Pfizer will focus research on several core areas: neuroscience, cardiovascular health, metabolic and endocrine diseases, inflammation and immunology, oncology, and vaccines. The company is creating specialized units in pain and sensory disorders, biosimilars, and Asia R&D.

The firm is exiting research in allergy and respiratory medicine, located in Sandwich; internal medicine, which includes some research in lung, kidney, and urinary diseases, also in Sandwich; oligonucleotides and tissue repair, in Cambridge, Mass.; and antibacterials, in Groton.
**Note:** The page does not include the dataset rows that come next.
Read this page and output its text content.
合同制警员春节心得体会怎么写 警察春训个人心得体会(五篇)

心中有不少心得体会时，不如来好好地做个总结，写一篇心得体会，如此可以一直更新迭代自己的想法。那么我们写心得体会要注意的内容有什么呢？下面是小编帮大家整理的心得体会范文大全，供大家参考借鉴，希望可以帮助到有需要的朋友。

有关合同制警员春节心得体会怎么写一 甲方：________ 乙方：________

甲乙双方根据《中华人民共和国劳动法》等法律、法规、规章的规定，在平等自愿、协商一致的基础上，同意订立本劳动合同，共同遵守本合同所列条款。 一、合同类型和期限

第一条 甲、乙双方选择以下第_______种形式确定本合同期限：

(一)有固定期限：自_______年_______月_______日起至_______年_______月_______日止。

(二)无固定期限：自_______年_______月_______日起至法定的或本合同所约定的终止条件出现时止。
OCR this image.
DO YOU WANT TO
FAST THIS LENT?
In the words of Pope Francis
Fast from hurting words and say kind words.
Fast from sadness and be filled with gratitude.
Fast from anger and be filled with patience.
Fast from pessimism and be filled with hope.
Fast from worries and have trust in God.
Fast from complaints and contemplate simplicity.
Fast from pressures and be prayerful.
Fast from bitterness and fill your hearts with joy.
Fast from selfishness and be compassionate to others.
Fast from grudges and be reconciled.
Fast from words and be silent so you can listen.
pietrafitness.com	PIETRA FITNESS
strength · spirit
The company is also abandoning regenerative medicine research in Cambridge, Mass., but will fold similar R&D conducted in Cambridge, England, into the new pain and sensory disorder research unit.

On the conference call, Read said Pfizer could partner, out-license, or spin off the research programs. “My point of view is there are no sacred cows in this portfolio,” he declared. Read expects the company to complete a review of assets being jettisoned by the end of 2011.

The R&D budget is taking a hard hit as Pfizer shakes up its research approach. The company has been progressively trimming its R&D spending from the $10.8 billion it shelled out in 2008. A year ago, the firm said it would reduce spending to an estimated $8 billion to $8.5 billion by 2012. Last week, Pfizer cut that figure to $6.5 billion to $7 billion.

Stock analysts had expected Pfizer to again lower R&D costs, but the cuts announced last week were deeper than expected. “Having to cut R&D is not necessarily a good thing because it reaffirms the ongoing struggle with low productivity,” Bernstein Research analyst Timothy Anderson said in a note to investors. “Yet, continuing to spend without being able to demonstrate adequate returns necessitates action, and Pfizer acted in a meaningful way.”